A private members bill requiring landlords to ensure that properties they rent out have a working smoke alarm is to have its second reading in the House of Commons later this month.

The Fire Safety (Protection of Tenants) Bill has been introduced by Liberal Democrat MP for Torbay, Adrian Sanders. The bill seeks to require all private and public sector landlords to ensure there is a working, mains wired smoke alarm at the start of a new tenancy. After that point, it would become the responsibility of the tenant to keep it maintained.

The move follows the deaths in October 2009 of two children in a fire in a rented house in Torquay which did not have any smoke alarms.
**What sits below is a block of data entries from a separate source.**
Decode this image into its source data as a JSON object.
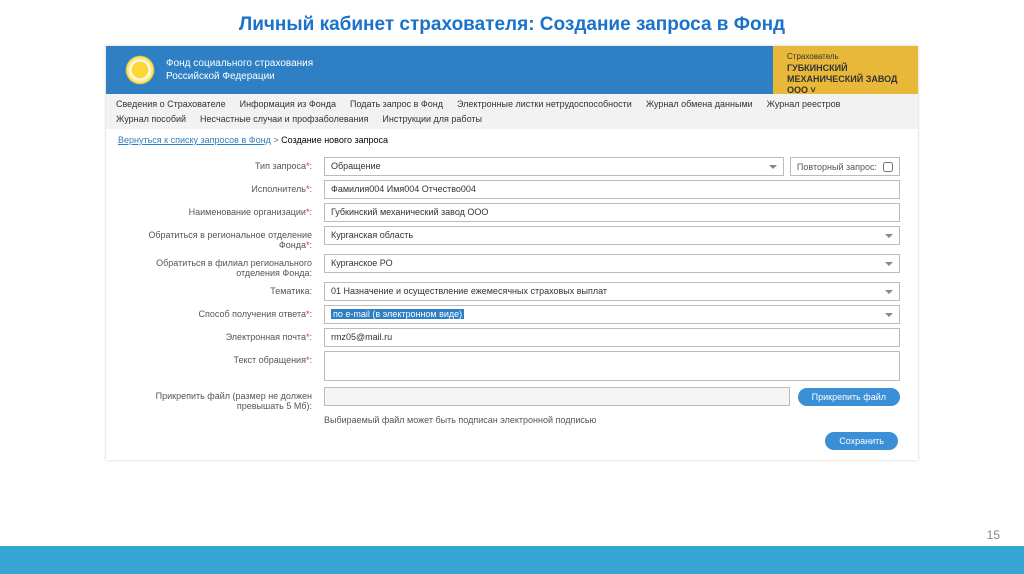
{
  "slide_title": "Личный кабинет страхователя: Создание запроса в Фонд",
  "header": {
    "org_line1": "Фонд социального страхования",
    "org_line2": "Российской Федерации"
  },
  "user": {
    "role": "Страхователь",
    "name": "ГУБКИНСКИЙ МЕХАНИЧЕСКИЙ ЗАВОД ООО ˅"
  },
  "nav": {
    "row1": [
      "Сведения о Страхователе",
      "Информация из Фонда",
      "Подать запрос в Фонд",
      "Электронные листки нетрудоспособности",
      "Журнал обмена данными",
      "Журнал реестров"
    ],
    "row2": [
      "Журнал пособий",
      "Несчастные случаи и профзаболевания",
      "Инструкции для работы"
    ]
  },
  "breadcrumb": {
    "link": "Вернуться к списку запросов в Фонд",
    "sep": ">",
    "current": "Создание нового запроса"
  },
  "form": {
    "type_label": "Тип запроса",
    "type_value": "Обращение",
    "repeat_label": "Повторный запрос:",
    "executor_label": "Исполнитель",
    "executor_value": "Фамилия004 Имя004 Отчество004",
    "org_label": "Наименование организации",
    "org_value": "Губкинский механический завод ООО",
    "region_label": "Обратиться в региональное отделение Фонда",
    "region_value": "Курганская область",
    "branch_label": "Обратиться в филиал регионального отделения Фонда:",
    "branch_value": "Курганское РО",
    "topic_label": "Тематика:",
    "topic_value": "01   Назначение и осуществление ежемесячных страховых выплат",
    "reply_label": "Способ получения ответа",
    "reply_value": "по e-mail (в электронном виде)",
    "email_label": "Электронная почта",
    "email_value": "rmz05@mail.ru",
    "text_label": "Текст обращения",
    "attach_label": "Прикрепить файл (размер не должен превышать 5 Мб):",
    "attach_btn": "Прикрепить файл",
    "hint": "Выбираемый файл может быть подписан электронной подписью",
    "save_btn": "Сохранить"
  },
  "page_num": "15"
}
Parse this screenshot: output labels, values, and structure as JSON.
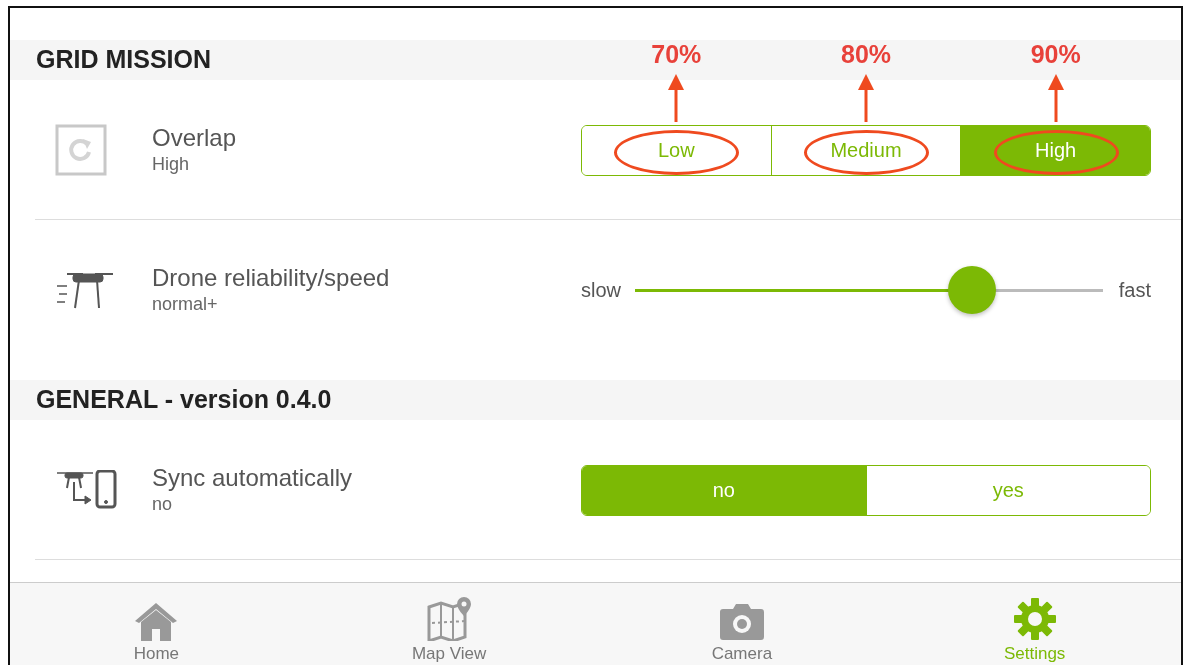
{
  "sections": [
    {
      "title": "GRID MISSION",
      "settings": [
        {
          "kind": "segmented",
          "title": "Overlap",
          "value": "High",
          "options": [
            {
              "label": "Low",
              "selected": false,
              "annotation": "70%"
            },
            {
              "label": "Medium",
              "selected": false,
              "annotation": "80%"
            },
            {
              "label": "High",
              "selected": true,
              "annotation": "90%"
            }
          ]
        },
        {
          "kind": "slider",
          "title": "Drone reliability/speed",
          "value": "normal+",
          "min_label": "slow",
          "max_label": "fast",
          "level": 0.72
        }
      ]
    },
    {
      "title": "GENERAL - version 0.4.0",
      "settings": [
        {
          "kind": "segmented",
          "title": "Sync automatically",
          "value": "no",
          "options": [
            {
              "label": "no",
              "selected": true
            },
            {
              "label": "yes",
              "selected": false
            }
          ]
        }
      ]
    }
  ],
  "tab_bar": [
    {
      "label": "Home",
      "selected": false
    },
    {
      "label": "Map View",
      "selected": false
    },
    {
      "label": "Camera",
      "selected": false
    },
    {
      "label": "Settings",
      "selected": true
    }
  ]
}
Mr Sanders’s Westminster office told Info4fire that while the government is unlikely to support the bill in its current form, CLG officials will be meeting the MP next week to discuss the possibility of adopting the principles of the bill in some other way. One barrier to the bill becoming law is the requirement for any additional regulation on businesses to be offset by the dropping of another regulation of equivalent cost. There are also questions relating to the definition of rented accommodation and enforcement.

Writing on his website, Mr Sanders said:

“It is very often the most vulnerable in society who live in homes that do not have working smoke alarms and the figures show that this costs dozens of lives a year and causes hundreds, if not thousands, of injuries.

“There is a small minority of private landlords, many of them absentee landlords, who do not sufficiently look after their tenants but more worryingly it is social providers who have the most to do on this issue. Social homes often contain some of the most vulnerable tenants who are more at risk from fire and often less able to take responsibility for their own protection.”

According to Devon & Somerset Fire & Rescue Service, six times more people nationally are killed by fire in their home than by the effects of gas, carbon monoxide and electricity combined. Yet landlords are not required to provide smoke alarms in all cases by law, but are required to provide a safe gas and electrical supply. Their chief fire officer, Lee Howell, has thrown his weight behind the bill and has written to every chief fire officer seeking their support.

"It has been proved time and time again that working smoke alarms can save lives," said Mr Howell. "It makes such a difference – in some cases a life and death difference. It’s important to remember that the service wants all homes to fit alarms – not just properties rented by social housing providers.

“We would urge members of the public to contact their MP and ask them to support the bill later this month to make people’s homes safer in the future and potentially prevent a repeat of the tragic fire in Torquay.”

While residential landlords have legal fire safety obligations under the Housing Act 2004 and under the Regulatory Reform (Fire Safety) Order 2005, there is no specific legal requirement at present for all landlords to fit smoke alarms in rented properties.